Various studies describe the epitope of 3D10 in the DBPII region of PvDBP based on mutational analysis, phage display libraries, mimotopes, peptide arrays, and alanine scanning16,17,18. A discrete binding region was identified within subdomain 1 (SD1) that includes the amino acids NxxRKR and/or YK(R/Y/E). Yet a search for a similar motif in VAR2CSA failed to identify a homologous epitope, highlighting a common shortfall in mapping discrete epitopes recognized by cross-reactive antibodies19. Our screening of VAR2CSA by peptide array with 3D10 provided no clarity with regards to a conserved epitope between VAR2CSA and DBPII20. The array data revealed one major binding site along with several other clusters of highly reactive peptides within the VAR2CSA DBL domains but none of the peptides contained the consensus 3D10 epitope from DBPII16,17. Since manual analysis of our dataset was insufficient to identify physicochemical characteristics predictive of 3D10 binding, in this study we employed machine learning to extract features of 3D10 epitopes19,21,22. We developed a regression machine learning framework to analyse 430 features from a dataset of over 4300 peptides in 4 arrays derived from DBPII, two alleles of VAR2CSA, and PvEBP2 (3D10 non-reactive). We held out a fifth dataset that tested 3D10 against peptides derived from PcDBP, a protein orthologous to PvDBP but derived from Plasmodium chabaudi. This held out dataset was used to assess performance of our model as it is similar to DBPII but does not react to 3D10. We used several methods to select hyperparameters and fit our model to our 4 arrays prior to feature selection. Using feature selection to extract physicochemical characteristics that describe 3D10 binding, we applied the selected features to generate a panel of mutated peptides to test more complex patterns of amino acids. Our analyses revealed a broader set of criteria for 3D10 epitopes in VAR2CSA that are also present, as linear and conformational epitopes, in other DBL proteins from Plasmodium. We propose our framework as a method to generate a physicochemically-based binding profile of cross-reactive antibody binding19.
Results
Machine learning and feature selection
The dataset used in fitting the machine learning algorithm prior to feature selection consists of the reactivity values (expressed as arbitrary units) of 3D10 to each peptide in the arrays derived from DBPII, PvEBP2, and 2 alleles of VAR2CSA. We then mapped the peptide array data to 3D structures of DBPII, PvEBP2, and VAR2CSA (FCR3) to visualize 3D10 reactivity to these different proteins (Fig. 1A–D). As expected, 3D10 strongly recognized an epitope in SD1 of DBPII (Fig. 1A).
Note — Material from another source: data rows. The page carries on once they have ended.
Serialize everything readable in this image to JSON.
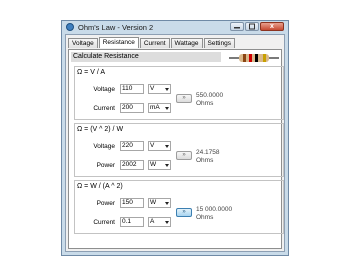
{
  "window": {
    "title": "Ohm's Law - Version 2",
    "close_glyph": "x"
  },
  "tabs": [
    {
      "label": "Voltage"
    },
    {
      "label": "Resistance"
    },
    {
      "label": "Current"
    },
    {
      "label": "Wattage"
    },
    {
      "label": "Settings"
    }
  ],
  "active_tab": "Resistance",
  "section_header": "Calculate Resistance",
  "resistor_bands": [
    "#8b4513",
    "#d00000",
    "#000000",
    "#c8a000"
  ],
  "groups": [
    {
      "formula": "Ω = V / A",
      "row1": {
        "label": "Voltage",
        "value": "110",
        "unit": "V"
      },
      "row2": {
        "label": "Current",
        "value": "200",
        "unit": "mA"
      },
      "calc": "»",
      "result": {
        "value": "550.0000",
        "unit": "Ohms"
      }
    },
    {
      "formula": "Ω = (V ^ 2) / W",
      "row1": {
        "label": "Voltage",
        "value": "220",
        "unit": "V"
      },
      "row2": {
        "label": "Power",
        "value": "2002",
        "unit": "W"
      },
      "calc": "»",
      "result": {
        "value": "24.1758",
        "unit": "Ohms"
      }
    },
    {
      "formula": "Ω = W / (A ^ 2)",
      "row1": {
        "label": "Power",
        "value": "150",
        "unit": "W"
      },
      "row2": {
        "label": "Current",
        "value": "0.1",
        "unit": "A"
      },
      "calc": "»",
      "result": {
        "value": "15 000.0000",
        "unit": "Ohms"
      }
    }
  ]
}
There were no epitopes in PvEBP2 (Fig. 1B) consistent with previous findings that 3D10 does not recognize this recombinant protein by ELISA23. In VAR2CSA, 3D10 recognized several epitopes within DBL3 and 4 (Fig. 1C) and DBL5 (Fig. 1D). Based on the intensity of 3D10 binding, we classified peptides as 3D10 reactive and 3D10 non-reactive and identified the five most reactive peptides (Supplementary Fig S1; Fig. 1E). Many of the strongest binding peptides contain a significant enrichment of lysine residues and tyrosines adjacent to lysines. However, these traits alone are insufficient to define reactive vs non-reactive peptides given that non-reactive peptides were also rich in lysines, and tyrosines next to lysines was commonly observed in the dataset (Supplementary Fig S2).
Structures generated by AlphaFold 3 (A, B) are accessible in a GitHub repository described in our data availability section. VAR2CSA (FCR3) structures were resolved by cryo-EM and are accessible at PDB ID 7JGE (C) and 7JGF (D)61. Raw median values are represented according to the colour scale and mapped to DBPII (A), PvEBP2 (B), VAR2CSA (FCR3) core region (DBL 1–4) (C), and VAR2CSA (FCR3) flexible arm region (DBL 5 and 6) (D). E One peptide within SD1 and four peptides recognized most strongly by 3D10 in VAR2CSA were selected for further analysis.
Next, we generated a panel of features (see Methods) (Supplementary Table S1) that we hypothesized were associated with 3D10 binding. These features focused on specific amino acids, plus properties such as charge, hydropathy and polarity. Structural features were included with the caveat that synthetic peptides can adopt heterogeneous structures in vitro that fail to replicate their structures within the native or recombinant protein24,25. The label (predicted variable) was the raw median 3D10 binding value of two replicates; this was selected to minimize the noise from non-reactive peptides. For feature selection, we applied the methods of feature elimination, feature utilization, and variance feature selection to our panel of 430 features, to select a small subset of features that correlated to 3D10 reactivity (see Methods) (Supplementary Table S2).
To assess the performance of a model with our hyperparameters, we tested our model on our holdout dataset which was generated under the same experimental conditions as our training sets. This dataset measured the reactivity of 3D10 screened against an overlapping library of peptides spanning PcDBP, an orthologous protein from Plasmodium chabaudi that is closely related to PvDBP and PvEBP2. The machine learning model correctly predicted that no peptides from the array would strongly react to 3D10 (Supplementary Fig. S3).
Feature validation
Based on the features selected by the model, we analysed each feature statistically to identify those that were positively associated with 3D10 binding in our dataset. We evaluated our selected features in our datasets using three methods: heatmaps of features, amino acid enrichment calculation, and analysis of amino acid distances within each peptide (see Methods).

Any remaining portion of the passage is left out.